NRM: Haben solche Weltkonzerne nicht eigene Spezialisten dafür?
Ton Bongers:
Sie besitzen sogar eigene Abteilungen. Aber wir als kleines Unternehmen
können flexibler agieren. Außerdem haben wir eine sehr intelligente
Software dafür entwickelt.
NRM: Mit welchen Kosten muss man für solche Trainingsprogramme rechnen?
Ton Bongers:
Grob gerechnet geht es im mittleren fünfstelligen Bereich los.
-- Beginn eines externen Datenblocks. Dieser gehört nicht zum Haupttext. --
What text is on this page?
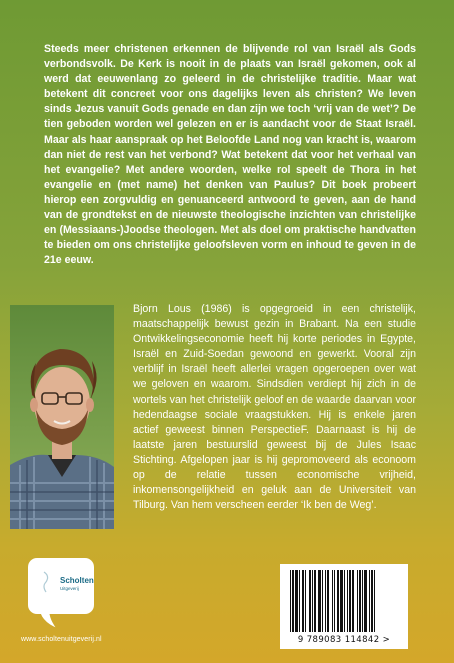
Steeds meer christenen erkennen de blijvende rol van Israël als Gods verbondsvolk. De Kerk is nooit in de plaats van Israël gekomen, ook al werd dat eeuwenlang zo geleerd in de christelijke traditie. Maar wat betekent dit concreet voor ons dagelijks leven als christen? We leven sinds Jezus vanuit Gods genade en dan zijn we toch ‘vrij van de wet’? De tien geboden worden wel gelezen en er is aandacht voor de Staat Israël. Maar als haar aanspraak op het Beloofde Land nog van kracht is, waarom dan niet de rest van het verbond? Wat betekent dat voor het verhaal van het evangelie? Met andere woorden, welke rol speelt de Thora in het evangelie en (met name) het denken van Paulus? Dit boek probeert hierop een zorgvuldig en genuanceerd antwoord te geven, aan de hand van de grondtekst en de nieuwste theologische inzichten van christelijke en (Messiaans-)Joodse theologen. Met als doel om praktische handvatten te bieden om ons christelijke geloofsleven vorm en inhoud te geven in de 21e eeuw.

Bjorn Lous (1986) is opgegroeid in een christelijk, maatschappelijk bewust gezin in Brabant. Na een studie Ontwikkelingseconomie heeft hij korte periodes in Egypte, Israël en Zuid-Soedan gewoond en gewerkt. Vooral zijn verblijf in Israël heeft allerlei vragen opgeroepen over wat we geloven en waarom. Sindsdien verdiept hij zich in de wortels van het christelijk geloof en de waarde daarvan voor hedendaagse sociale vraagstukken. Hij is enkele jaren actief geweest binnen PerspectieF. Daarnaast is hij de laatste jaren bestuurslid geweest bij de Jules Isaac Stichting. Afgelopen jaar is hij gepromoveerd als econoom op de relatie tussen economische vrijheid, inkomensongelijkheid en geluk aan de Universiteit van Tilburg. Van hem verscheen eerder ‘Ik ben de Weg’.

Scholten
Uitgeverij
www.scholtenuitgeverij.nl	9 789083 114842 >
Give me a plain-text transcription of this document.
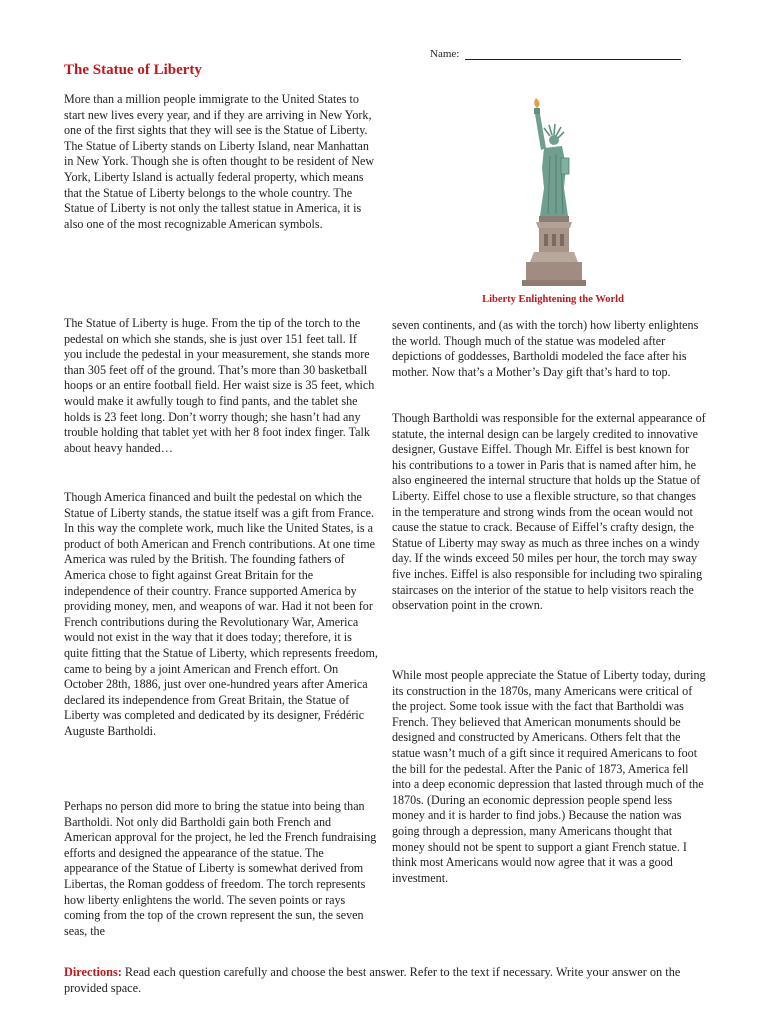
Name:
The Statue of Liberty

More than a million people immigrate to the United States to start new lives every year, and if they are arriving in New York, one of the first sights that they will see is the Statue of Liberty. The Statue of Liberty stands on Liberty Island, near Manhattan in New York. Though she is often thought to be resident of New York, Liberty Island is actually federal property, which means that the Statue of Liberty belongs to the whole country. The Statue of Liberty is not only the tallest statue in America, it is also one of the most recognizable American symbols.

Liberty Enlightening the World

The Statue of Liberty is huge. From the tip of the torch to the pedestal on which she stands, she is just over 151 feet tall. If you include the pedestal in your measurement, she stands more than 305 feet off of the ground. That’s more than 30 basketball hoops or an entire football field. Her waist size is 35 feet, which would make it awfully tough to find pants, and the tablet she holds is 23 feet long. Don’t worry though; she hasn’t had any trouble holding that tablet yet with her 8 foot index finger. Talk about heavy handed…

Though America financed and built the pedestal on which the Statue of Liberty stands, the statue itself was a gift from France. In this way the complete work, much like the United States, is a product of both American and French contributions. At one time America was ruled by the British. The founding fathers of America chose to fight against Great Britain for the independence of their country. France supported America by providing money, men, and weapons of war. Had it not been for French contributions during the Revolutionary War, America would not exist in the way that it does today; therefore, it is quite fitting that the Statue of Liberty, which represents freedom, came to being by a joint American and French effort. On October 28th, 1886, just over one-hundred years after America declared its independence from Great Britain, the Statue of Liberty was completed and dedicated by its designer, Frédéric Auguste Bartholdi.

Perhaps no person did more to bring the statue into being than Bartholdi. Not only did Bartholdi gain both French and American approval for the project, he led the French fundraising efforts and designed the appearance of the statue. The appearance of the Statue of Liberty is somewhat derived from Libertas, the Roman goddess of freedom. The torch represents how liberty enlightens the world. The seven points or rays coming from the top of the crown represent the sun, the seven seas, the

seven continents, and (as with the torch) how liberty enlightens the world. Though much of the statue was modeled after depictions of goddesses, Bartholdi modeled the face after his mother. Now that’s a Mother’s Day gift that’s hard to top.

Though Bartholdi was responsible for the external appearance of statute, the internal design can be largely credited to innovative designer, Gustave Eiffel. Though Mr. Eiffel is best known for his contributions to a tower in Paris that is named after him, he also engineered the internal structure that holds up the Statue of Liberty. Eiffel chose to use a flexible structure, so that changes in the temperature and strong winds from the ocean would not cause the statue to crack. Because of Eiffel’s crafty design, the Statue of Liberty may sway as much as three inches on a windy day. If the winds exceed 50 miles per hour, the torch may sway five inches. Eiffel is also responsible for including two spiraling staircases on the interior of the statue to help visitors reach the observation point in the crown.

While most people appreciate the Statue of Liberty today, during its construction in the 1870s, many Americans were critical of the project. Some took issue with the fact that Bartholdi was French. They believed that American monuments should be designed and constructed by Americans. Others felt that the statue wasn’t much of a gift since it required Americans to foot the bill for the pedestal. After the Panic of 1873, America fell into a deep economic depression that lasted through much of the 1870s. (During an economic depression people spend less money and it is harder to find jobs.) Because the nation was going through a depression, many Americans thought that money should not be spent to support a giant French statue. I think most Americans would now agree that it was a good investment.

Directions: Read each question carefully and choose the best answer. Refer to the text if necessary. Write your answer on the provided space.
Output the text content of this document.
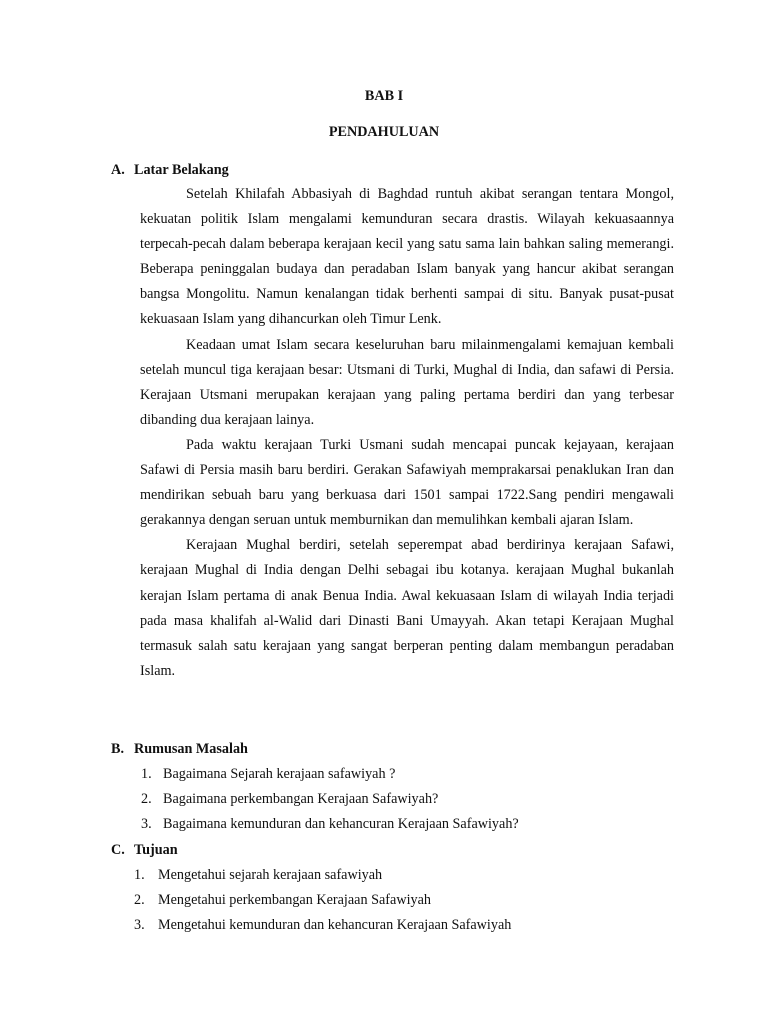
BAB I

PENDAHULUAN

A. Latar Belakang

Setelah Khilafah Abbasiyah di Baghdad runtuh akibat serangan tentara Mongol, kekuatan politik Islam mengalami kemunduran secara drastis. Wilayah kekuasaannya terpecah-pecah dalam beberapa kerajaan kecil yang satu sama lain bahkan saling memerangi. Beberapa peninggalan budaya dan peradaban Islam banyak yang hancur akibat serangan bangsa Mongolitu. Namun kenalangan tidak berhenti sampai di situ. Banyak pusat-pusat kekuasaan Islam yang dihancurkan oleh Timur Lenk.

Keadaan umat Islam secara keseluruhan baru milainmengalami kemajuan kembali setelah muncul tiga kerajaan besar: Utsmani di Turki, Mughal di India, dan safawi di Persia. Kerajaan Utsmani merupakan kerajaan yang paling pertama berdiri dan yang terbesar dibanding dua kerajaan lainya.

Pada waktu kerajaan Turki Usmani sudah mencapai puncak kejayaan, kerajaan Safawi di Persia masih baru berdiri. Gerakan Safawiyah memprakarsai penaklukan Iran dan mendirikan sebuah baru yang berkuasa dari 1501 sampai 1722.Sang pendiri mengawali gerakannya dengan seruan untuk memburnikan dan memulihkan kembali ajaran Islam.

Kerajaan Mughal berdiri, setelah seperempat abad berdirinya kerajaan Safawi, kerajaan Mughal di India dengan Delhi sebagai ibu kotanya. kerajaan Mughal bukanlah kerajan Islam pertama di anak Benua India. Awal kekuasaan Islam di wilayah India terjadi pada masa khalifah al-Walid dari Dinasti Bani Umayyah. Akan tetapi Kerajaan Mughal termasuk salah satu kerajaan yang sangat berperan penting dalam membangun peradaban Islam.

B. Rumusan Masalah

1. Bagaimana Sejarah kerajaan safawiyah ?
2. Bagaimana perkembangan Kerajaan Safawiyah?
3. Bagaimana kemunduran dan kehancuran Kerajaan Safawiyah?

C. Tujuan

1. Mengetahui sejarah kerajaan safawiyah
2. Mengetahui perkembangan Kerajaan Safawiyah
3. Mengetahui kemunduran dan kehancuran Kerajaan Safawiyah
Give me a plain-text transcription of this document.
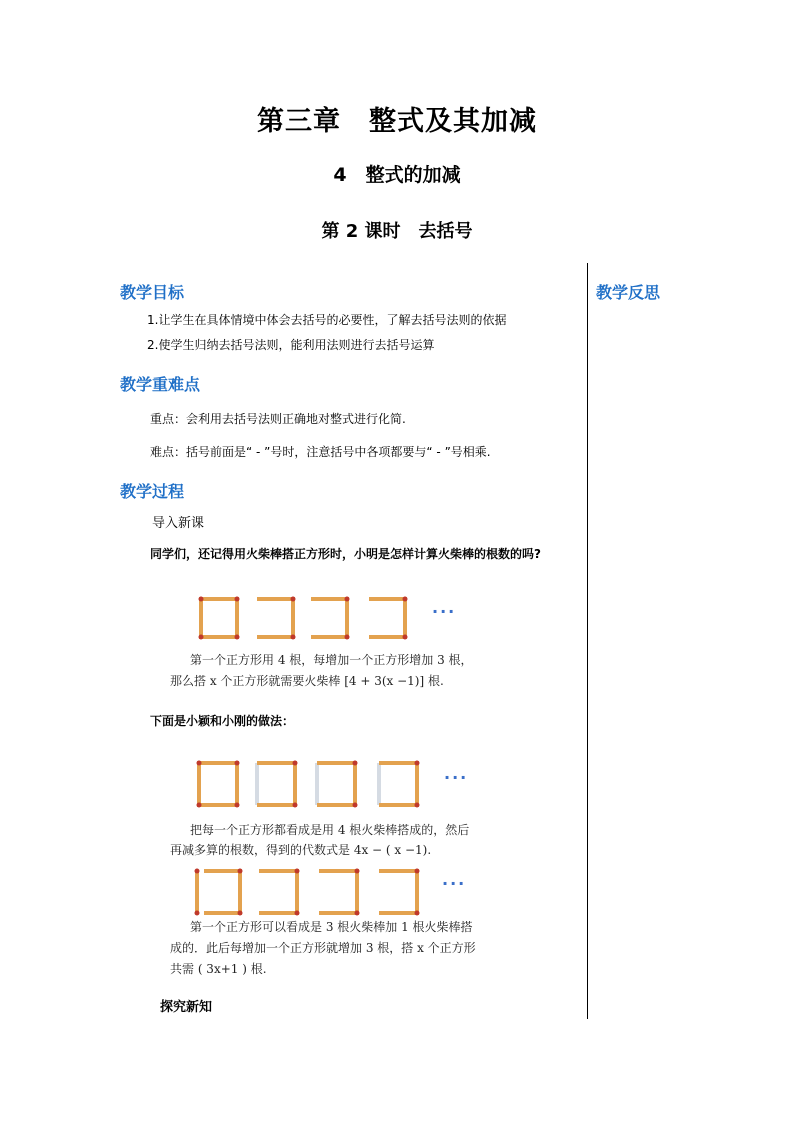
第三章　整式及其加减
4　整式的加减
第 2 课时　去括号
教学反思
教学目标
1.让学生在具体情境中体会去括号的必要性，了解去括号法则的依据
2.使学生归纳去括号法则，能利用法则进行去括号运算
教学重难点
重点：会利用去括号法则正确地对整式进行化简.
难点：括号前面是“ - ”号时，注意括号中各项都要与“ - ”号相乘.
教学过程
导入新课
同学们，还记得用火柴棒搭正方形时，小明是怎样计算火柴棒的根数的吗?
···
第一个正方形用 4 根，每增加一个正方形增加 3 根，
那么搭 x 个正方形就需要火柴棒 [4 + 3(x −1)] 根.
下面是小颖和小刚的做法：
···
把每一个正方形都看成是用 4 根火柴棒搭成的，然后
再减多算的根数，得到的代数式是 4x − ( x −1).
···
第一个正方形可以看成是 3 根火柴棒加 1 根火柴棒搭
成的．此后每增加一个正方形就增加 3 根，搭 x 个正方形
共需 ( 3x+1 ) 根.
探究新知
Ob der
Preis für ein Unternehmen teuer ist, hängt immer von der Zahl der zu
schulenden Mitarbeiter ab. Hat das Unternehmen 100 Kandidaten, betragen
die Kosten vielleicht 500 Euro pro Kopf, bei 10.000 Mitarbeitern nur
noch fünf Euro.
NRM: Das heißt, Astronauten-Trainings sind im Verhältnis ziemlich kostspielig.
Ton Bongers: Genau, aber eine Reise ins All ist ja auch etwas Besonderes … und eine sehr reale Erfahrung.